Moreover, to the extent Plaintiff seeks to hold Defendant Boyd liable based on his supervisory authority, as stated above, the doctrine of respondeat superior, or the right to control employees, does not apply in § 1983 actions to impute liability onto supervisors. Monell, 436 U.S. at 691; Taylor v. Mich. Dep't of Corr., 69 F.3d 76, 80-81 (6th Cir. 1995); Bellamy v. Bradley, 729 F.2d 416, 421 (6th Cir. 1984). Rather, to establish supervisory liability in a § 1983 action, "[t]here must be a showing that the supervisor encouraged the specific incident of misconduct or in some other way directly participated in it. At a minimum, a § 1983 plaintiff must show that a supervisory official at least implicitly authorized, approved or knowingly acquiesced in the unconstitutional conduct of the offending subordinate." Bellamy, 729 F.2d at 421 (citing Hays v. Jefferson County, Ky., 668 F.2d 869, 872-74 (6th Cir. 1982)). "[L]iability of supervisory personnel must be based on more than merely the right to control employees." Hays, 668 F.2d at 872. "Likewise, simple awareness of employees' misconduct does not lead to supervisor liability." Leary v. Daeschner, 349 F.3d 888, 903 (6th Cir. 2003) (citing Lillard v. Shelby County Bd. of Educ., 76 F.3d 716, 728 (6th Cir. 1996)). Supervisory liability "must be based on active unconstitutional behavior and cannot be based upon `a mere failure to act.'" Shehee v. Luttrell, 199 F.3d 295, 300 (6th Cir. 1999) (quoting Salehpour v. Univ. of Tenn., 159 F.3d 199, 206 (6th Cir. 1998)).
Here, Plaintiff fails to demonstrate any facts showing that Defendant Boyd encouraged any specific incidents or implicitly authorized, approved, or knowingly acquiesced to any unconstitutional conduct. Accordingly, an individual-capacity claim against Defendant Boyd would also fail.

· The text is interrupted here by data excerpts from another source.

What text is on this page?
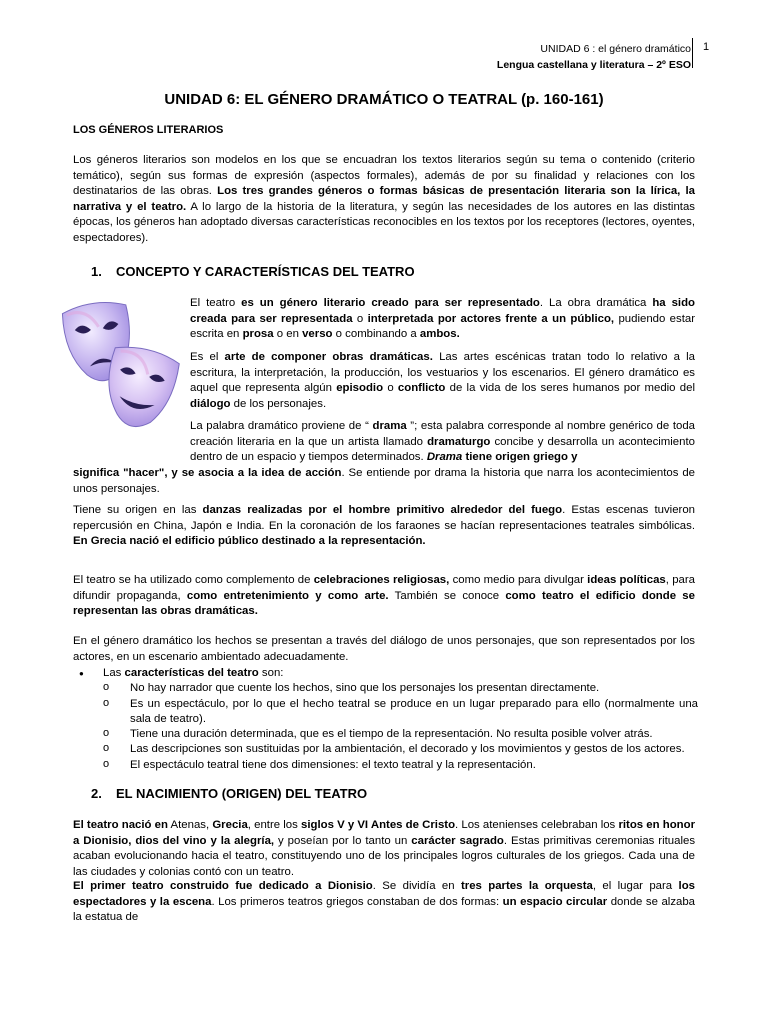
UNIDAD 6 : el género dramático
Lengua castellana y literatura – 2º ESO
1
UNIDAD 6: EL GÉNERO DRAMÁTICO O TEATRAL (p. 160-161)
LOS GÉNEROS LITERARIOS
Los géneros literarios son modelos en los que se encuadran los textos literarios según su tema o contenido (criterio temático), según sus formas de expresión (aspectos formales), además de por su finalidad y relaciones con los destinatarios de las obras. Los tres grandes géneros o formas básicas de presentación literaria son la lírica, la narrativa y el teatro. A lo largo de la historia de la literatura, y según las necesidades de los autores en las distintas épocas, los géneros han adoptado diversas características reconocibles en los textos por los receptores (lectores, oyentes, espectadores).
1. CONCEPTO Y CARACTERÍSTICAS DEL TEATRO
El teatro es un género literario creado para ser representado. La obra dramática ha sido creada para ser representada o interpretada por actores frente a un público, pudiendo estar escrita en prosa o en verso o combinando a ambos.
Es el arte de componer obras dramáticas. Las artes escénicas tratan todo lo relativo a la escritura, la interpretación, la producción, los vestuarios y los escenarios. El género dramático es aquel que representa algún episodio o conflicto de la vida de los seres humanos por medio del diálogo de los personajes.
La palabra dramático proviene de “ drama ”; esta palabra corresponde al nombre genérico de toda creación literaria en la que un artista llamado dramaturgo concibe y desarrolla un acontecimiento dentro de un espacio y tiempos determinados. Drama tiene origen griego y
significa "hacer", y se asocia a la idea de acción. Se entiende por drama la historia que narra los acontecimientos de unos personajes.
Tiene su origen en las danzas realizadas por el hombre primitivo alrededor del fuego. Estas escenas tuvieron repercusión en China, Japón e India. En la coronación de los faraones se hacían representaciones teatrales simbólicas. En Grecia nació el edificio público destinado a la representación.
El teatro se ha utilizado como complemento de celebraciones religiosas, como medio para divulgar ideas políticas, para difundir propaganda, como entretenimiento y como arte. También se conoce como teatro el edificio donde se representan las obras dramáticas.
En el género dramático los hechos se presentan a través del diálogo de unos personajes, que son representados por los actores, en un escenario ambientado adecuadamente.
● Las características del teatro son:
o No hay narrador que cuente los hechos, sino que los personajes los presentan directamente.
o Es un espectáculo, por lo que el hecho teatral se produce en un lugar preparado para ello (normalmente una sala de teatro).
o Tiene una duración determinada, que es el tiempo de la representación. No resulta posible volver atrás.
o Las descripciones son sustituidas por la ambientación, el decorado y los movimientos y gestos de los actores.
o El espectáculo teatral tiene dos dimensiones: el texto teatral y la representación.
2. EL NACIMIENTO (ORIGEN) DEL TEATRO
El teatro nació en Atenas, Grecia, entre los siglos V y VI Antes de Cristo. Los atenienses celebraban los ritos en honor a Dionisio, dios del vino y la alegría, y poseían por lo tanto un carácter sagrado. Estas primitivas ceremonias rituales acaban evolucionando hacia el teatro, constituyendo uno de los principales logros culturales de los griegos. Cada una de las ciudades y colonias contó con un teatro.
El primer teatro construido fue dedicado a Dionisio. Se dividía en tres partes la orquesta, el lugar para los espectadores y la escena. Los primeros teatros griegos constaban de dos formas: un espacio circular donde se alzaba la estatua de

Consequently, Plaintiff's claim against Defendant Boyd will be dismissed for failure to state a claim.
C. Medical Staff
Plaintiff also lists "Medical Staff" in the caption of the complaint but fails to list any members of the medical staff in the portion of the complaint where Defendants are to be listed. Moreover, he does not identify in which capacity he sues any member of the medical staff. As previously stated, Plaintiff has a duty under the Federal Rules of Civil Procedure to provide Defendants with "fair notice of the basis for his claims." Swierkiewicz, 534 U.S. at 514. To state a claim for relief, Plaintiff must show how each Defendant is accountable because the Defendant was personally involved in the acts about which he complains. See Rizzo 423 U.S. at 375-76.
Prior to dismissing the action, however, the Court GRANTS Plaintiff 30 days from entry of this Memorandum Opinion and Order in which to amend the complaint to name the specific individuals whom he claims denied him medical treatment, to describe how each defendant violated his rights, including providing dates and the specific circumstances around each claim, and to identify the capacity in which each person is sued.
Plaintiffs failure to file an amended complaint within the time allotted will result in dismissal of this action for the reasons set forth herein. The Clerk of Court is DIRECTED to send Plaintiff a § 1983 complaint form with the civil action number and "Amended Complaint" affixed to the caption of the complaint form.